Last week there were a few days I just did not do the body scan. One day I straight up did not feel like doing it. The second time it was a mixture of not really wanting to do it and it being really late. For the most part, I do the scan pretty late at night (midnight or after), because it’s hard to get myself to do it any earlier. This week is turning out to be even more difficult though. I’m struggling with not seeing a real point to this practice. Even though this is just supposed to be me stepping back and I shouldn’t feel like I need to accomplish something with this meditation, I want to feel that it’s doing something for me. The past several times I have done the scan, my mind really wanders and I wonder what the point of me even doing this is. That’s my judgmental self though. I’m supposed to note what I think and then turn my attention back to the scan, but it’s hard to not have that thought creep up again, along with other random thoughts.
Along with the tracks, we’re supposed to also do a routine activity mindfully. That doesn’t mean we necessarily slow it down or anything; we’re just supposed to pay more attention while we do it. You’d be surprised at the number of things you do without thinking about them. This week, we’re also supposed to keep track of one thing per day that makes us smile. I am not sure if someone making me laugh really counts. If so, I can think of a few times, but I haven’t really been aware of them at the time (which is the goal). Other than that, I haven’t really noticed anything that I remember making me smile.
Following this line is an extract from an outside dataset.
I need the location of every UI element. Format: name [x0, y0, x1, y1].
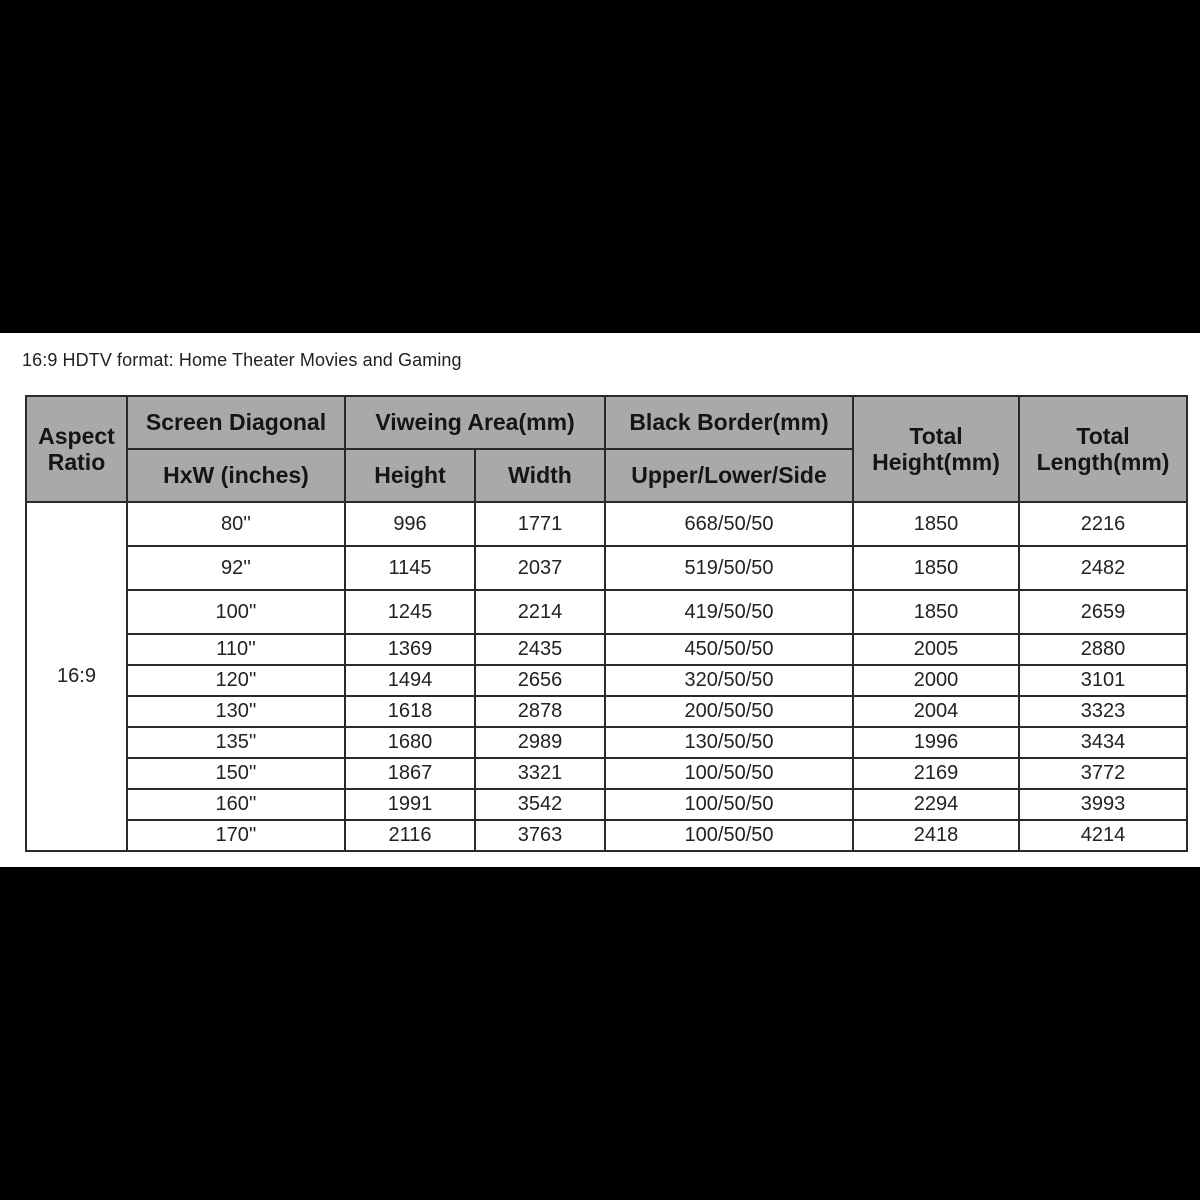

I’m probably just overlooking something. Another thing we’re to do is the Mindfulness of the Breath track which is a 10-minute meditative track which focuses on breathing (as I’m sure you could guess from the title). Needless to say, I’ve had trouble getting myself to do this one too.
It’s not necessarily that I don’t want to do the practice, but that I have no motivation or focus. I have zero motivation for classes this quarter and it is leaking out into other areas of my life. It’s extremely difficult to get myself to eat or go to bed, let alone sit down for 30 minutes (now 40 with the breathing track) and do something. This is another time I wonder whether I have some degree of ADD.
Mental Skills is a 3-event workshop that had the first meeting today. There seems to be an overlap between the two (Mindfulness and Mental Skills), so I’m hoping that the more pragmatic Mental Skills will help me see a practical use for the Mindfulness. Jon Kabat-Zinn mentions that we’re not really trying for a goal other than to hopefully see the mindfulness we cultivate during the practices spill over to other parts of our life, but unless we learn what we can really do with the mindfulness to manage stress, anxiety, depression, whatever… what’s the point!? Maybe that’s something we’ll get to in the Mindfulness class. I will write another post soon about the Mental Skills in more detail, since this one is already rather lengthy.
It’s been a while since I posted and I wanted to throw out what I’ve been up to recently. I’m interested in hearing from you though. How do you manage stress, anxiety, depression, gloomy days, that sort of stuff? Do you have a method you turn to? Maybe you just wade through it? Maybe something I’m not even thinking of? This is really an open-ended question, so be honest!